Which iOS is affected?
Mueller showed his discovery with some examples. In his example, the QR code that the camera app of the iPhone recorded showed a link that led to Facebook.com. The link was through Safari, Apple’s default browser. After pressing the link, the user would then be directed to Mueller’s own website. He also managed to show the notification which popped up when the camera scanned the QR code. The phone was using an iOS 11.2.1 version.
The iOS 11 saw the introduction of a new built-in camera for Apple products. The built-in camera app allows users to be able to scan through QR codes. These codes allow them to get to any link or access any content in the code. This also enabled users to save space on their phones because there would be no need for third-party apps on their phones.
According to Mueller, only a few minutes are needed to create a link to show after the QR code scanning. The link doesn’t have to be legit or anything, therefore making it dangerous for the users. He also added that the flaw was dangerous for users if cybercriminals pounced on it. If hackers can get to it, they can lead users to phishing sites through which they will have their personal information taken.

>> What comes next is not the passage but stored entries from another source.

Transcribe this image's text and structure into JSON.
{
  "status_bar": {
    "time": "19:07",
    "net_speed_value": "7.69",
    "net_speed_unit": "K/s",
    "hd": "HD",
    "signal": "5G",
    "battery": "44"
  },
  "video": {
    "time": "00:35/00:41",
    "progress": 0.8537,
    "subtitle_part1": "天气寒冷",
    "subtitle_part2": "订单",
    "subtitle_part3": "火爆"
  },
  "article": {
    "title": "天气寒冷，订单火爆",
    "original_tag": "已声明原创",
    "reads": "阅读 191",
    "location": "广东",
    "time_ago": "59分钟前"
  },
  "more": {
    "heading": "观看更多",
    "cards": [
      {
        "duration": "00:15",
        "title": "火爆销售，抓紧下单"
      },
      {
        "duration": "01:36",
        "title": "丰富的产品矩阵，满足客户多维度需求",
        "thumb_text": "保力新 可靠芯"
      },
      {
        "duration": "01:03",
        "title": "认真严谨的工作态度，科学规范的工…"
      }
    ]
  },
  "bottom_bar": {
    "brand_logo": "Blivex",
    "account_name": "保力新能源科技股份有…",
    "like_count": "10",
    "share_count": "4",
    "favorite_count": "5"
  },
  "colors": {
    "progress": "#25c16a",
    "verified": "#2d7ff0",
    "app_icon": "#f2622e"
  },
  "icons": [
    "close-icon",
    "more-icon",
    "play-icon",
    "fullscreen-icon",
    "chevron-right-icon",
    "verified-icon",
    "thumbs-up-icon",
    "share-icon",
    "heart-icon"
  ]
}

Mueller notified the parent company, Apple, about the flaw back in December, but the company has not fixed it yet. Due to the time elapsed since the notification to Apple, Mueller decided it was better if he showed the flaw publicly. As a result, he hopes that as the security world will be restless, Apple will be moved to produce a solution. The flaw is easy to exploit, showing its seriousness, and a patch should be released immediately.
Hackers have always tried to find ways to capitalize on the technology industry. Given chances like this, they will pounce and when they do, the consequences will be great. Users are the only people at risk, and it would be wise for Apple to find a way to solve this problem quickly. Considering their great detail to security, it is best they move forward on it.